I'm not just gonna get "better." It doesn't work that way. I'm not just gonna wake up one morning to find that I'm not depressed anymore. It's a process. I may not be in college, but I've been studying really hard. I've been studying myself, writing research papers in the form of video blogs on YouTube, and taking tests and exams in the forms of these bouts with depression, with being triggered by drugs and alcohol. My classroom is my own brain and my campus is my body. And you can bet your sweet ass I'm gonna graduate with honors.
In my last post, I talked about how I reflected right after one of the greatest days of my life. I said to myself on that day, "You're gonna need this. You're gonna need this feeling. Hold onto it. Right now, you trust everything you've done and you trust yourself. Never doubt that." Well I need it now. And I have it.
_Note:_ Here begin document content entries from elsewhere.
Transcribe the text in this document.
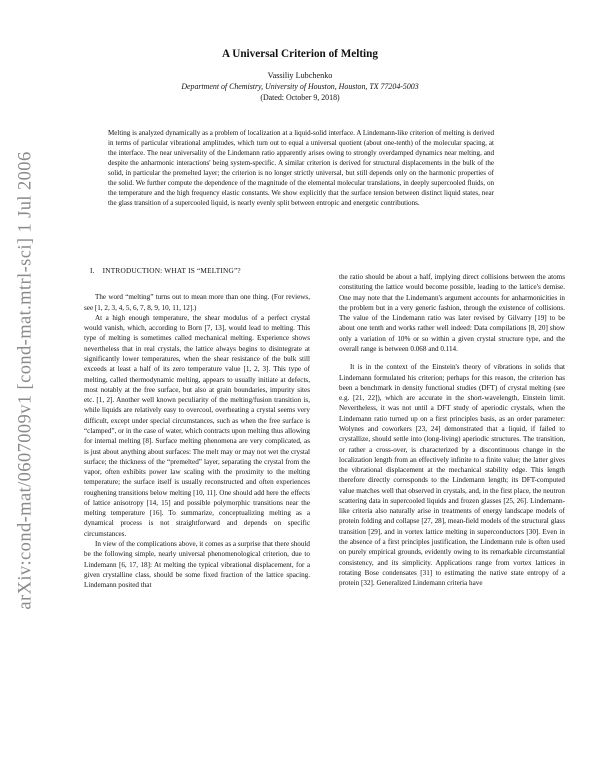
arXiv:cond-mat/0607009v1 [cond-mat.mtrl-sci] 1 Jul 2006
A Universal Criterion of Melting
Vassiliy Lubchenko
Department of Chemistry, University of Houston, Houston, TX 77204-5003
(Dated: October 9, 2018)

Melting is analyzed dynamically as a problem of localization at a liquid-solid interface. A Lindemann-like criterion of melting is derived in terms of particular vibrational amplitudes, which turn out to equal a universal quotient (about one-tenth) of the molecular spacing, at the interface. The near universality of the Lindemann ratio apparently arises owing to strongly overdamped dynamics near melting, and despite the anharmonic interactions' being system-specific. A similar criterion is derived for structural displacements in the bulk of the solid, in particular the premelted layer; the criterion is no longer strictly universal, but still depends only on the harmonic properties of the solid. We further compute the dependence of the magnitude of the elemental molecular translations, in deeply supercooled fluids, on the temperature and the high frequency elastic constants. We show explicitly that the surface tension between distinct liquid states, near the glass transition of a supercooled liquid, is nearly evenly split between entropic and energetic contributions.

I. INTRODUCTION: WHAT IS “MELTING”?

The word “melting” turns out to mean more than one thing. (For reviews, see [1, 2, 3, 4, 5, 6, 7, 8, 9, 10, 11, 12].)

At a high enough temperature, the shear modulus of a perfect crystal would vanish, which, according to Born [7, 13], would lead to melting. This type of melting is sometimes called mechanical melting. Experience shows nevertheless that in real crystals, the lattice always begins to disintegrate at significantly lower temperatures, when the shear resistance of the bulk still exceeds at least a half of its zero temperature value [1, 2, 3]. This type of melting, called thermodynamic melting, appears to usually initiate at defects, most notably at the free surface, but also at grain boundaries, impurity sites etc. [1, 2]. Another well known peculiarity of the melting/fusion transition is, while liquids are relatively easy to overcool, overheating a crystal seems very difficult, except under special circumstances, such as when the free surface is “clamped”, or in the case of water, which contracts upon melting thus allowing for internal melting [8]. Surface melting phenomena are very complicated, as is just about anything about surfaces: The melt may or may not wet the crystal surface; the thickness of the “premelted” layer, separating the crystal from the vapor, often exhibits power law scaling with the proximity to the melting temperature; the surface itself is usually reconstructed and often experiences roughening transitions below melting [10, 11]. One should add here the effects of lattice anisotropy [14, 15] and possible polymorphic transitions near the melting temperature [16]. To summarize, conceptualizing melting as a dynamical process is not straightforward and depends on specific circumstances.

In view of the complications above, it comes as a surprise that there should be the following simple, nearly universal phenomenological criterion, due to Lindemann [6, 17, 18]: At melting the typical vibrational displacement, for a given crystalline class, should be some fixed fraction of the lattice spacing. Lindemann posited that

the ratio should be about a half, implying direct collisions between the atoms constituting the lattice would become possible, leading to the lattice's demise. One may note that the Lindemann's argument accounts for anharmonicities in the problem but in a very generic fashion, through the existence of collisions. The value of the Lindemann ratio was later revised by Gilvarry [19] to be about one tenth and works rather well indeed: Data compilations [8, 20] show only a variation of 10% or so within a given crystal structure type, and the overall range is between 0.068 and 0.114.

It is in the context of the Einstein's theory of vibrations in solids that Lindemann formulated his criterion; perhaps for this reason, the criterion has been a benchmark in density functional studies (DFT) of crystal melting (see e.g. [21, 22]), which are accurate in the short-wavelength, Einstein limit. Nevertheless, it was not until a DFT study of aperiodic crystals, when the Lindemann ratio turned up on a first principles basis, as an order parameter: Wolynes and coworkers [23, 24] demonstrated that a liquid, if failed to crystallize, should settle into (long-living) aperiodic structures. The transition, or rather a cross-over, is characterized by a discontinuous change in the localization length from an effectively infinite to a finite value; the latter gives the vibrational displacement at the mechanical stability edge. This length therefore directly corresponds to the Lindemann length; its DFT-computed value matches well that observed in crystals, and, in the first place, the neutron scattering data in supercooled liquids and frozen glasses [25, 26]. Lindemann-like criteria also naturally arise in treatments of energy landscape models of protein folding and collapse [27, 28], mean-field models of the structural glass transition [29], and in vortex lattice melting in superconductors [30]. Even in the absence of a first principles justification, the Lindemann rule is often used on purely empirical grounds, evidently owing to its remarkable circumstantial consistency, and its simplicity. Applications range from vortex lattices in rotating Bose condensates [31] to estimating the native state entropy of a protein [32]. Generalized Lindemann criteria have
Having depressive episodes does not detract from all the progress that I have made. It does not mean that I am "not okay" or that I am "not ready" for whatever steps are coming next. If I let it consume me, then it does. But this does not consume me. I am doing fantastically, despite what those in my life might think. In the end, it doesn't even matter. The only thing that matters is how I feel, and right now, how I'm feeling versus how I felt when I started this post shows me that I am not only surviving, I am truly living.
I trust me, I trust this process. It's an imperfect process, and there are bumps on the road, but like Augustus Waters, I'm on a rollercoaster that's only going up. Maybe that's a silly metaphor, because it has to come down at some point (we all know how Mr. Waters loved his silly metaphors), but it's one I truly identify with. Right now, things are shitty. But if I remember the specific times, if I remember that a little under 2 years ago, I was numb, high, and empty on the side of a rainy road at 3 am trying to cry, then I'll remember that I'm doing excellently.
Depression is not simple. Depression doesn't yearn to be "cured." Depression is something to deal with. It's like a monster that sometimes breaks out of its cage, and you have to contain it and lock it back up, yet you will always hear its grumbling and growling, because it wants nothing more than to run rampant throughout your entire being.
It's a process, like everything. And it's a process I've learned to not only trust, as shown in ink on my arm, but one I've learned to love.